А тем временем весь остальной мир, казалось, шел вперед и даже не оглядывался. Дети просыпались, умывались, читали молитвы и играли в свои игры. Матери готовили еду и прибирались по дому. Отцов и мальчиков потощали двери шуля,[23] а в сумерки они, точно темные голуби, разлетались по улицам, возвращаясь по домам. Круг их жизни вращался на ступице предуготовленных дней. Все они казались такими уверенными в себе, что Рохель порой задумывалась: нет ли какого-то ключа, которого ей не дали, какой-то дополнительный урок, который она пропустила? Не имея письменных наставлений — ибо женщина не имеет права читать и изучать Тору, — Рохель тревожилась о своей нешаме. Не родилась ли она с каким-то ущербом, своенравной или недовольной? А может быть, как гласят поверья, ею овладел диббук — чей-то дух, который не смог покинуть землю и должен войти в чужое тело, чтобы мучить его и терзать? Не могло ли выйти так, что само ее присутствие неугодно Богу, ибо она женщина? Хотя, как сказала Рохели бабушка, быть женщиной значит быть ближе к Богу. К тому же все евреи — мужчины, женщины и дети — живут в согласии с Законом Божьим.
— В лето господне года одна тысяча пятьсот восемьдесят второго был голод, засуха, и в Киеве чумной колокол звонил ночи напролет, пока вывозили трупы…
Зеленоватые луковицы в сером небе — вот какой Рохель представляла себе Украину. Солдаты на суровом параде выбрасывали вперед сапоги. За ними наблюдали русские бояре в шапках, отороченных мехом, польские крестьяне в расшитых рубахах.
— В тот год на Украине люди жили в жалких лачугах, точно кроты, жевали кору, умирали от жажды…

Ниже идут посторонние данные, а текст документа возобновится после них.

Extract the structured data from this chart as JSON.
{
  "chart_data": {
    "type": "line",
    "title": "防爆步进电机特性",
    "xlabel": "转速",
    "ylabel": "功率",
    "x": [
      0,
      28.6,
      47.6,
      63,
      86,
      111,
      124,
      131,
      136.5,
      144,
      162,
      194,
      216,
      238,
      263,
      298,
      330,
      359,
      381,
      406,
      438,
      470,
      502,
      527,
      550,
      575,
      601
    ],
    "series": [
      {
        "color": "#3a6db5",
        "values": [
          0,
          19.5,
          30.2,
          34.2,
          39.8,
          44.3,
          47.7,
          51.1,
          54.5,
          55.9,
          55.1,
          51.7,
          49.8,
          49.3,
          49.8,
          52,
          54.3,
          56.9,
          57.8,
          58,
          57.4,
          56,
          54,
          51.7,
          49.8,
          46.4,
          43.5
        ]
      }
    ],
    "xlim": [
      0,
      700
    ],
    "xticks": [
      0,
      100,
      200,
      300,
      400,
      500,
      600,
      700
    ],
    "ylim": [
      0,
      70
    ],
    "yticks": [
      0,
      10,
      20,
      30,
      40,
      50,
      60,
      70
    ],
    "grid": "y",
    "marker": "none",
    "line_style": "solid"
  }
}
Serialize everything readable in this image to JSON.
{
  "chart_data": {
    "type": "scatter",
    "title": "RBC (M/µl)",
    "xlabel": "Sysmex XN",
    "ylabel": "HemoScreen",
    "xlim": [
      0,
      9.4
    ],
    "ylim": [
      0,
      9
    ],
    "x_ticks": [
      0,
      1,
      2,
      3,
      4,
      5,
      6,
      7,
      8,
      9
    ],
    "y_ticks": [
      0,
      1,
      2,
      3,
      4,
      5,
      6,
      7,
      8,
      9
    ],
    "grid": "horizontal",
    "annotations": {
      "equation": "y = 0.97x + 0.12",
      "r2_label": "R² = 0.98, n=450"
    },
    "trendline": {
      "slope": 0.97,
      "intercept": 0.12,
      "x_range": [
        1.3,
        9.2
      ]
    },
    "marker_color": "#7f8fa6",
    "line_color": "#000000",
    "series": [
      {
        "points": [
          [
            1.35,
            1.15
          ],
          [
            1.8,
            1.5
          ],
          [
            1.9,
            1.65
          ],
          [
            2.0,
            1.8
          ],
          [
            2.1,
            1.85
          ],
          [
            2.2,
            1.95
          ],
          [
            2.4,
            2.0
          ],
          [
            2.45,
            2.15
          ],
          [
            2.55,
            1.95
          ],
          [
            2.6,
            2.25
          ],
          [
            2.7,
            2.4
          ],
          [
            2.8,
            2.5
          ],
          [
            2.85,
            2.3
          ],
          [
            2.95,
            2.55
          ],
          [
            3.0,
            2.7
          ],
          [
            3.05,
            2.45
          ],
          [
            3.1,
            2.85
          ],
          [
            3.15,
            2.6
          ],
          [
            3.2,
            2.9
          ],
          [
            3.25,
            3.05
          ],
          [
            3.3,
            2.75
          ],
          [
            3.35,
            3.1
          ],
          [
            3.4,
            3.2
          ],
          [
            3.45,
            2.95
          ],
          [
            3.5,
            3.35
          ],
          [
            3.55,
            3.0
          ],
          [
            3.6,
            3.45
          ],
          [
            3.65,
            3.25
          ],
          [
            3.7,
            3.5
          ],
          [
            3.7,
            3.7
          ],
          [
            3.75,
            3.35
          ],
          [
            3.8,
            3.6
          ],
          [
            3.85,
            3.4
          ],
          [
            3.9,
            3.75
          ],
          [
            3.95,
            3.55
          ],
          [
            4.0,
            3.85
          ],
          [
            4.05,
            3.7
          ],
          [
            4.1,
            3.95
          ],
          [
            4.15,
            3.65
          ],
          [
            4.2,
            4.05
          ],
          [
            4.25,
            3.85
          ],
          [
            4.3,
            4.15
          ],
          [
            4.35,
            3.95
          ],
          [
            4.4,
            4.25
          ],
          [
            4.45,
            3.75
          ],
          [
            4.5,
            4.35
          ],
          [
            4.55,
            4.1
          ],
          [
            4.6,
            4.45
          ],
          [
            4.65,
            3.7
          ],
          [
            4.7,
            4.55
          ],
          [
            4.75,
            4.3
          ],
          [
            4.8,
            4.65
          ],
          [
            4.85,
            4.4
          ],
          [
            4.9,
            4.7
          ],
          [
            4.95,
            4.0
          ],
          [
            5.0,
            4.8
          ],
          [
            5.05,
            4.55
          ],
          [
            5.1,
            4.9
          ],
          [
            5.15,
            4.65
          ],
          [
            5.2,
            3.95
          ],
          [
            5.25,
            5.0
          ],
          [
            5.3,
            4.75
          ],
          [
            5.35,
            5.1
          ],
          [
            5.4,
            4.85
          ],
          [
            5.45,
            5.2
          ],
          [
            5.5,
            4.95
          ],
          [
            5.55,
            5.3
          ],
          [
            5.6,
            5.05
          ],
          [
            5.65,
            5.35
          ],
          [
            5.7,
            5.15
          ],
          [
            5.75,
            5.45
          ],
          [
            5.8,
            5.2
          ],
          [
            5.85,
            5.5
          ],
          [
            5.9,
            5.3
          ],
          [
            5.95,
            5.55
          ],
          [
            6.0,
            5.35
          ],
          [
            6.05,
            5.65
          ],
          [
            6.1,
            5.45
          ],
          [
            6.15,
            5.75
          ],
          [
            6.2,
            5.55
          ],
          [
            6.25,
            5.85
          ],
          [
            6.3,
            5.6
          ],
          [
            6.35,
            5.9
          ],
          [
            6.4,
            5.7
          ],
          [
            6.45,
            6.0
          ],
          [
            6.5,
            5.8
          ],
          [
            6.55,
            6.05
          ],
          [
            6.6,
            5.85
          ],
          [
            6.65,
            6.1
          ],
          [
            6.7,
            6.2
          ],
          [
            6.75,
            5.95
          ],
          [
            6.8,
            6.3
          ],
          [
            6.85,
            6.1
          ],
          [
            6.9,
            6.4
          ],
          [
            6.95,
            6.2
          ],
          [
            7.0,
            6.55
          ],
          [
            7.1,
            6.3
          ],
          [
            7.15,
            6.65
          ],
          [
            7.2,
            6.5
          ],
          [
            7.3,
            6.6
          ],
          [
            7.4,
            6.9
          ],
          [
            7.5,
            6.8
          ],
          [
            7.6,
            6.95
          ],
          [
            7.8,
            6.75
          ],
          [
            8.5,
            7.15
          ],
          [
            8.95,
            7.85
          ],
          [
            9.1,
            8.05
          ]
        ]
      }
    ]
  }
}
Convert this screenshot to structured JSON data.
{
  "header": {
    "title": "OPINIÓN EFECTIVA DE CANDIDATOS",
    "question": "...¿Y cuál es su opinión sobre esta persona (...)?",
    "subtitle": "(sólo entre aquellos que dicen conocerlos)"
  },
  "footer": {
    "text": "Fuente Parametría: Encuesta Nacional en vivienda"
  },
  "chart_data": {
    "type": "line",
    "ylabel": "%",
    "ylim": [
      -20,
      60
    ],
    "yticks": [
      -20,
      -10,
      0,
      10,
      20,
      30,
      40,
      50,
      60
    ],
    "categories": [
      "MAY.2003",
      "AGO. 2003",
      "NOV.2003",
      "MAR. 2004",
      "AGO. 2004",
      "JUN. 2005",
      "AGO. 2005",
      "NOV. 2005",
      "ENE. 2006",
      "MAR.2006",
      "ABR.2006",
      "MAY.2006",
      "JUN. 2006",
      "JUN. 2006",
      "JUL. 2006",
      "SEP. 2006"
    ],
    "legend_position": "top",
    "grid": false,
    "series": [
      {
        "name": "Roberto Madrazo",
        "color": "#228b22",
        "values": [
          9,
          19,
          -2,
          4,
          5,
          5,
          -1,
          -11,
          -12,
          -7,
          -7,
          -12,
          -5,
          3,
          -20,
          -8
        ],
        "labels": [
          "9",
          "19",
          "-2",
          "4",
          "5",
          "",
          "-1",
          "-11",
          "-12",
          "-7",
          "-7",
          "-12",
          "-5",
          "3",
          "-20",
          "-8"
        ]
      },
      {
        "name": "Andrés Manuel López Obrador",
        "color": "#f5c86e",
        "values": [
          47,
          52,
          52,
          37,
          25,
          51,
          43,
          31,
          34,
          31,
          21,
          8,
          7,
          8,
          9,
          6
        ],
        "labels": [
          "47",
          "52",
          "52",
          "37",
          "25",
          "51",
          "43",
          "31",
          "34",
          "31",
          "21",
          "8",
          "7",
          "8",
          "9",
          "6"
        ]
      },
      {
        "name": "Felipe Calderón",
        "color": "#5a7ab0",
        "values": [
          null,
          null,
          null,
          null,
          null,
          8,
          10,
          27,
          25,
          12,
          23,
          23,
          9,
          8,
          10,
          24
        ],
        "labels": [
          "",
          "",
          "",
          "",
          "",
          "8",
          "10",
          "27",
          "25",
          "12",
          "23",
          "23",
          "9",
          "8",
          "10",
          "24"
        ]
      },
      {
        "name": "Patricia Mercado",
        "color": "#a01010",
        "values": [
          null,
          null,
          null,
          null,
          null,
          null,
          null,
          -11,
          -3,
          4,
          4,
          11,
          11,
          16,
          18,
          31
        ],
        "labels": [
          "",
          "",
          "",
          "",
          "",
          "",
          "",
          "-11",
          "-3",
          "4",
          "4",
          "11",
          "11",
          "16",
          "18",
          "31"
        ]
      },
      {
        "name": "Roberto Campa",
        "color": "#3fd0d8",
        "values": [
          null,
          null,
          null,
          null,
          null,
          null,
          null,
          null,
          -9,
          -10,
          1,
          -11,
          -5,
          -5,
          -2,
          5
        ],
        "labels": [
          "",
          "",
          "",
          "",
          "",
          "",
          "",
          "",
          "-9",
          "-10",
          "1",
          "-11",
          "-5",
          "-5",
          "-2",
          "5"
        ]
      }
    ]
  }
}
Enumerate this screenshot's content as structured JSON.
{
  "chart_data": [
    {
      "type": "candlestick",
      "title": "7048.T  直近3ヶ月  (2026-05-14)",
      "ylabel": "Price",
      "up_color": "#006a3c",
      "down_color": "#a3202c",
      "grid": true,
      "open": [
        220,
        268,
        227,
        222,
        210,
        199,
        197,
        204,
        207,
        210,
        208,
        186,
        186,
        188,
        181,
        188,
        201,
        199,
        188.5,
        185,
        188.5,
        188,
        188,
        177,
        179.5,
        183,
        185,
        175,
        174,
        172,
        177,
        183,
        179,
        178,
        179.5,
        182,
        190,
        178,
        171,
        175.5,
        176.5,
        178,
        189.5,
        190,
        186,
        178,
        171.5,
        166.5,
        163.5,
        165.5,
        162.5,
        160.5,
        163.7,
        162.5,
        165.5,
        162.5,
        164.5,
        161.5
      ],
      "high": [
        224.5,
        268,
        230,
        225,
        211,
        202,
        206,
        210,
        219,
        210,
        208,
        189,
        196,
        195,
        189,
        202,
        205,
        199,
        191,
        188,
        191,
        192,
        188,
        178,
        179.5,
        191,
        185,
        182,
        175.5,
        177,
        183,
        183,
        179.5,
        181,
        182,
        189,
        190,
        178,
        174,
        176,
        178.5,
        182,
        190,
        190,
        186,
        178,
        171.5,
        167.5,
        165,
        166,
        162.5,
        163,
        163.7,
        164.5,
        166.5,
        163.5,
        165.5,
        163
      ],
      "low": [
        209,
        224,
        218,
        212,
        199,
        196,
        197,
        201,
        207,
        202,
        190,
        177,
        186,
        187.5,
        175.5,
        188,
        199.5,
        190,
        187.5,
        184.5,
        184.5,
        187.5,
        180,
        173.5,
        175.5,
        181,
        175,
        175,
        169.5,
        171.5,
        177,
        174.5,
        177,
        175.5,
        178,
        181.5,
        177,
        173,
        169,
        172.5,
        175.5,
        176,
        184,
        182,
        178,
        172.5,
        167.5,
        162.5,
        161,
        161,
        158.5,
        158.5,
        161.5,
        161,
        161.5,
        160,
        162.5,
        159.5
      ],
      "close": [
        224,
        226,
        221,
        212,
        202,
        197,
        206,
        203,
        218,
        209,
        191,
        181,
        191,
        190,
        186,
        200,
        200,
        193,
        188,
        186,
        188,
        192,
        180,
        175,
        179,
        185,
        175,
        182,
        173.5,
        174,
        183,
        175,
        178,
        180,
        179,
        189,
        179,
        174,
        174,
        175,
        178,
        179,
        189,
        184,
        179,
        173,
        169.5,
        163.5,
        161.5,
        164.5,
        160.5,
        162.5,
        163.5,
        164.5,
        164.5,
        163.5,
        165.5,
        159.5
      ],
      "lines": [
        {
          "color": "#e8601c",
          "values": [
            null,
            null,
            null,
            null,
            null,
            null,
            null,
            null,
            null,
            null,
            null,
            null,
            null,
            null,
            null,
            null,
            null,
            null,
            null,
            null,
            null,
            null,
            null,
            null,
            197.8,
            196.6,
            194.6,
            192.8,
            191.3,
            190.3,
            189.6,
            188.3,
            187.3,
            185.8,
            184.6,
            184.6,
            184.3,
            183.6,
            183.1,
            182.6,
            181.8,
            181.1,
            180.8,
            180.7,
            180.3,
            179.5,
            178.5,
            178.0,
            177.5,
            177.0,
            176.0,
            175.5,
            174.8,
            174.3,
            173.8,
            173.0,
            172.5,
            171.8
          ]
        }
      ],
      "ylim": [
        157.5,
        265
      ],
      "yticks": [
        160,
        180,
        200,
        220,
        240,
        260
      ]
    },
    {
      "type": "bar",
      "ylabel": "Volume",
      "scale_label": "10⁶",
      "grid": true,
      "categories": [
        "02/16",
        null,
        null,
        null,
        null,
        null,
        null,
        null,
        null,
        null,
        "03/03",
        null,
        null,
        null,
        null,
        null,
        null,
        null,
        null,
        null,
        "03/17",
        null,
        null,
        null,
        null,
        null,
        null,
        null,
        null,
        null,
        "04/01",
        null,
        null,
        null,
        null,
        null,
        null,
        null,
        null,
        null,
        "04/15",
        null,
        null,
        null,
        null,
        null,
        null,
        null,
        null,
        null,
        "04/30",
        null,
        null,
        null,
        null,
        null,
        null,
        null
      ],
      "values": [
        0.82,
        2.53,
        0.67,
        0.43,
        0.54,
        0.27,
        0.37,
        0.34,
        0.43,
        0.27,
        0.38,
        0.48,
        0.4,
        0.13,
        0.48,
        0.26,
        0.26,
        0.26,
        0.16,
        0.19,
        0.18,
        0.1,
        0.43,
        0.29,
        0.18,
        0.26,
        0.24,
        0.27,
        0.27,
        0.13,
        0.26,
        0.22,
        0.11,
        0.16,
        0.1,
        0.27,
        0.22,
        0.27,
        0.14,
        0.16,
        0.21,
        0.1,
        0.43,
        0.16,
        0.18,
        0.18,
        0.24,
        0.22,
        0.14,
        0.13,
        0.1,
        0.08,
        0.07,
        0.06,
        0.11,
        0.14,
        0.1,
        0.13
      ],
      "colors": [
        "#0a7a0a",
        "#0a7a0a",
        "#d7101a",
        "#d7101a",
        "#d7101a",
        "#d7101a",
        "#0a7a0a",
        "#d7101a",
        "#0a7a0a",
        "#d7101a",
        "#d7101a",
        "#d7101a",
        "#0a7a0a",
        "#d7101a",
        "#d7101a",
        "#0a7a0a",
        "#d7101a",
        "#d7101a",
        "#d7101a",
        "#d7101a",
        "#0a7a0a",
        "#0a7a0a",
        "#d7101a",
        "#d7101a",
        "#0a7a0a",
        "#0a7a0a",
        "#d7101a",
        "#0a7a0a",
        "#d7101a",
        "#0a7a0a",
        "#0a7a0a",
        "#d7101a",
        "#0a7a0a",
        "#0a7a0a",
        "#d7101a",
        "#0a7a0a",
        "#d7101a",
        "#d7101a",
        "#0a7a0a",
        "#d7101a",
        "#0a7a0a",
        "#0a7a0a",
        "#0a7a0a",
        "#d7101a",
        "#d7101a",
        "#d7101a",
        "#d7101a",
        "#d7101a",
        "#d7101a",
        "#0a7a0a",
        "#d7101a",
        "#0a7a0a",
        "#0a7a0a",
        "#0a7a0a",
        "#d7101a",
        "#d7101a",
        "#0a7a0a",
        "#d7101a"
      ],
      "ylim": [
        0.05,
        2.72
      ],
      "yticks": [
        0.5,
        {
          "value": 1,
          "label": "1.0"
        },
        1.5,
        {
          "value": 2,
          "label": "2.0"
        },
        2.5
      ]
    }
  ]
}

Тринадцатилетняя Рохель сидит на трехногой табуретке у теплых углей очага, опустив взгляд на свое шитье. В мутном свете свечи она украшает французские аксельбанты, делает плотными нитками зигзагообразные стежки на свободном воротнике плаща императорского придворного. Шерсть сделана в Британии, куплена во Франкфурте и привезена в Прагу торговым караваном, а шелковую нить, сработанную в Италии, доставили на север через Альпы. Игла у Рохели серебряная, из фуггеровских рудников в Тироле, а деревянный наперсток — из Черного леса. Целый мир у самых кончиков ее пальцев, говорила себе Рохель, и ей хотелось, чтобы это был добрый мир, щедрый.
— Колодцы высохли в тот год, Рохель, и нам приходилось покупать воду у водоноса, который возил бочки на телеге. А телегу эту волок конь такой тощий, что даже самые бедные люди в деревне его жалели. Вода, Рохель, была в то лето дороже золота…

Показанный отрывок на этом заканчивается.